What’s the Difference Between Machine Learning Training and Inference?




At a high level, the goal artificial intelligence is to replace algorithms that are explicitly programmed by people with algorithms that learn on their own. Hand-coding routines is highly-inefficient, error-prone and not adaptable to new information. Instead, deep learning is used to learn features & patterns that best represent data automatically. The process by which these systems learn is called Training. Training is the phase in which the computer essentially tries to learn from your data.

Let’s use an example: Think of the almost infinite number of rules required to describe the nearly infinite ways to compose a handwritten letter A. With deep learning, we can simply “show” the computer thousands (or millions) of letter A’s until the computer “learns” how to best describe what an A looks like. After the computer learns how to identify an A, we can then ask it to do exactly that. This phase is called Inference.


Inference happens after training (and can’t happen without it). Just like a human education, the goal is to learn to do a job. That job phase is called inference, regardless if the trained neural network learned how to recognize images, text, or cancer cells. Inference essentially takes real-world data and quickly comes back with a prediction.

The importance of this phase is to minimize the scope of the model by removing any parts not necessary to make this prediction. Other layers are combined if the impact is negligible. These two processes are similar to image or video compression where the goal is to minimize file size while having the smallest impact on quality.

Which is more computationally intensive?

Training is computationally very expensive and is best accelerated with GPUs. Using even a small dataset, the time taken per epoch (one complete pass through all of the training samples) can be reduced from 3-4 minutes on a CPU to just a few seconds when using a GPU. This is especially true with deep learning, the fastest-growing field in machine learning, which uses many-layered and highly complex Deep Neural Networks (DNNs). For example, training a 152 layer ResNet network took Microsoft 3 weeks on a 4x GPU system.

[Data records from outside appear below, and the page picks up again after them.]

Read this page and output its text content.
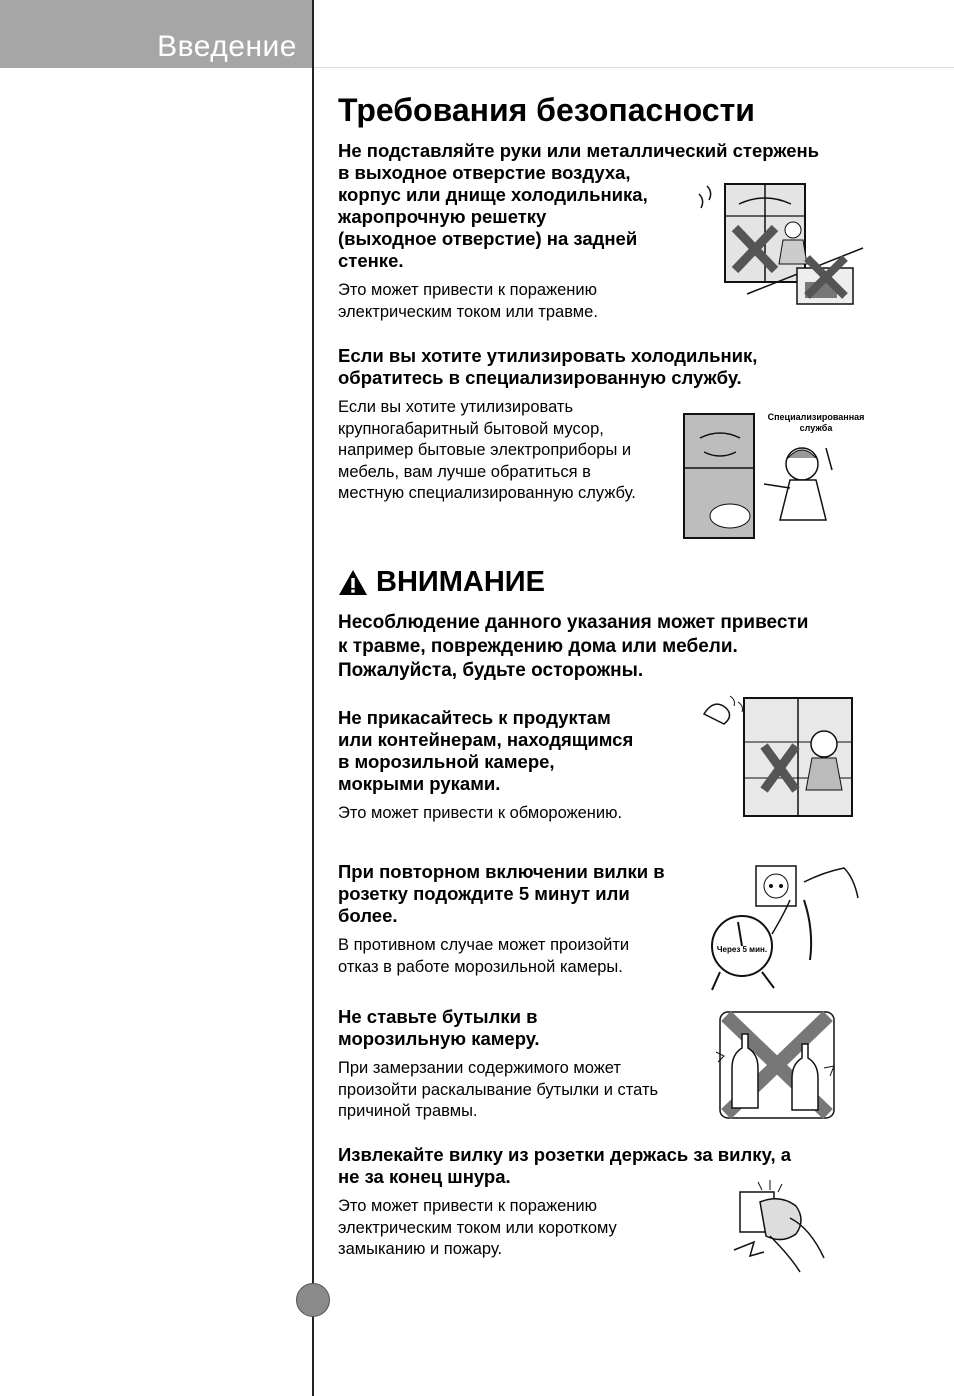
Введение
Требования безопасности
Не подставляйте руки или металлический стержень
в выходное отверстие воздуха,
корпус или днище холодильника,
жаропрочную решетку
(выходное отверстие) на задней
стенке.
Это может привести к поражению
электрическим током или травме.
Если вы хотите утилизировать холодильник,
обратитесь в специализированную службу.
Если вы хотите утилизировать
крупногабаритный бытовой мусор,
например бытовые электроприборы и
мебель, вам лучше обратиться в
местную специализированную службу.
Специализированная
служба
ВНИМАНИЕ
Несоблюдение данного указания может привести
к травме, повреждению дома или мебели.
Пожалуйста, будьте осторожны.
Не прикасайтесь к продуктам
или контейнерам, находящимся
в морозильной камере,
мокрыми руками.
Это может привести к обморожению.
При повторном включении вилки в
розетку подождите 5 минут или
более.
В противном случае может произойти
отказ в работе морозильной камеры.
Через 5 мин.
Не ставьте бутылки в
морозильную камеру.
При замерзании содержимого может
произойти раскалывание бутылки и стать
причиной травмы.
Извлекайте вилку из розетки держась за вилку, а
не за конец шнура.
Это может привести к поражению
электрическим током или короткому
замыканию и пожару.
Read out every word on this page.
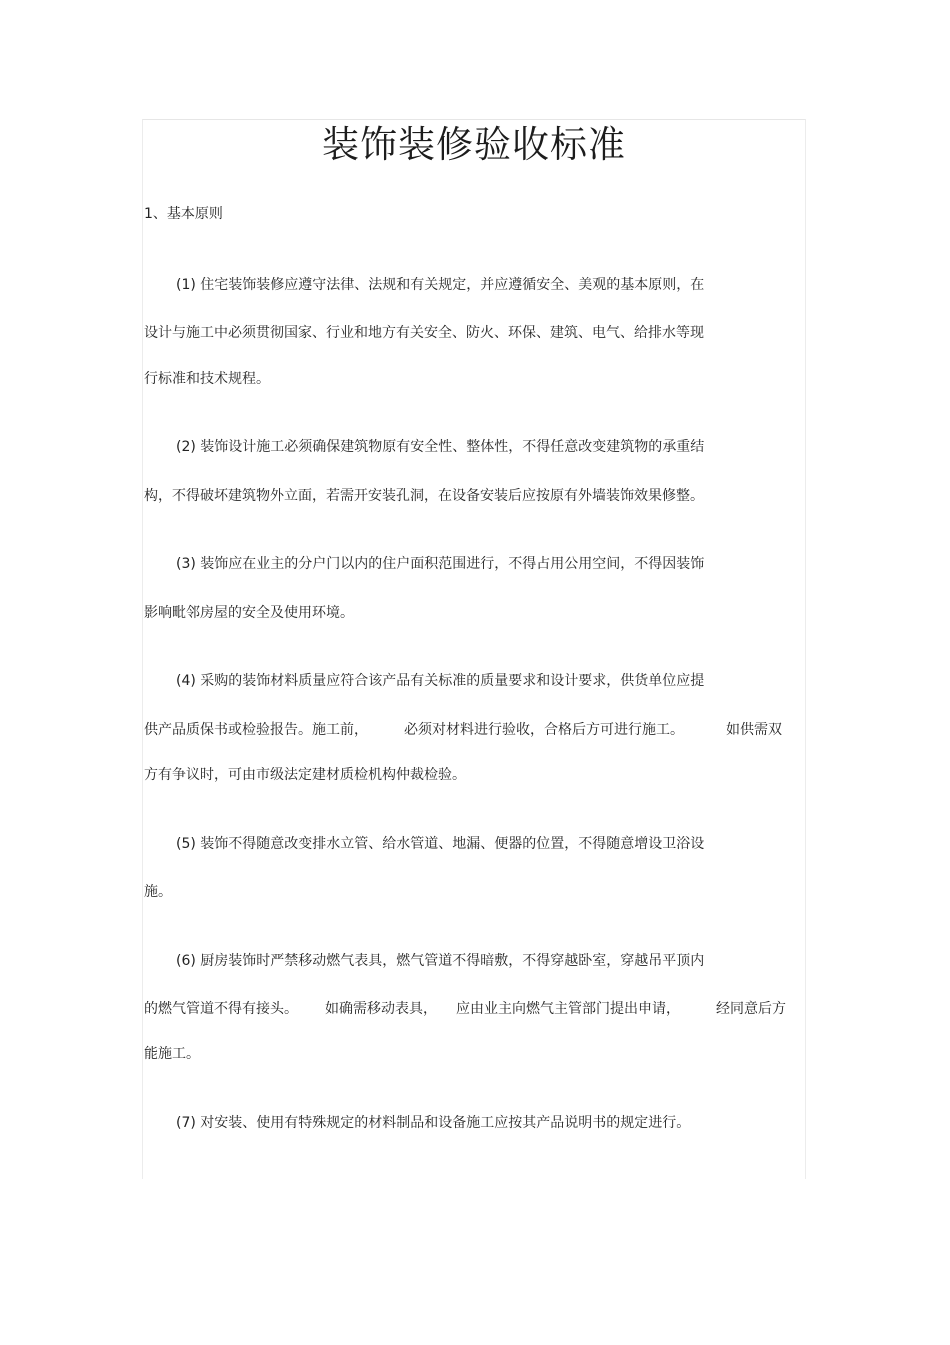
装饰装修验收标准
1、基本原则
(1) 住宅装饰装修应遵守法律、法规和有关规定，并应遵循安全、美观的基本原则，在
设计与施工中必须贯彻国家、行业和地方有关安全、防火、环保、建筑、电气、给排水等现
行标准和技术规程。
(2) 装饰设计施工必须确保建筑物原有安全性、整体性，不得任意改变建筑物的承重结
构，不得破坏建筑物外立面，若需开安装孔洞，在设备安装后应按原有外墙装饰效果修整。
(3) 装饰应在业主的分户门以内的住户面积范围进行，不得占用公用空间，不得因装饰
影响毗邻房屋的安全及使用环境。
(4) 采购的装饰材料质量应符合该产品有关标准的质量要求和设计要求，供货单位应提
供产品质保书或检验报告。施工前，	必须对材料进行验收，合格后方可进行施工。	如供需双
方有争议时，可由市级法定建材质检机构仲裁检验。
(5) 装饰不得随意改变排水立管、给水管道、地漏、便器的位置，不得随意增设卫浴设
施。
(6) 厨房装饰时严禁移动燃气表具，燃气管道不得暗敷，不得穿越卧室，穿越吊平顶内
的燃气管道不得有接头。 如确需移动表具， 应由业主向燃气主管部门提出申请，	经同意后方
能施工。
(7) 对安装、使用有特殊规定的材料制品和设备施工应按其产品说明书的规定进行。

Inference is less computationally intense but typically still benefits from a GPU due to the massive amount of data GPUs can process concurrently.

Wrapping up

Training is the process of developing an algorithm that will then get deployed where it can infer a result. These two steps are necessary for everything from your phone’s voice assistant, to Google’s spam detection algorithm, to Netflix’s recommendation engine. In a typical scenario today, Data Scientists operate on the model itself which is then handed off to a Dev Ops team who are responsible for make the model ready and available to process information. This is typically an iterative back-and-forth where the model is tuned (further optimized) and then re-deployed.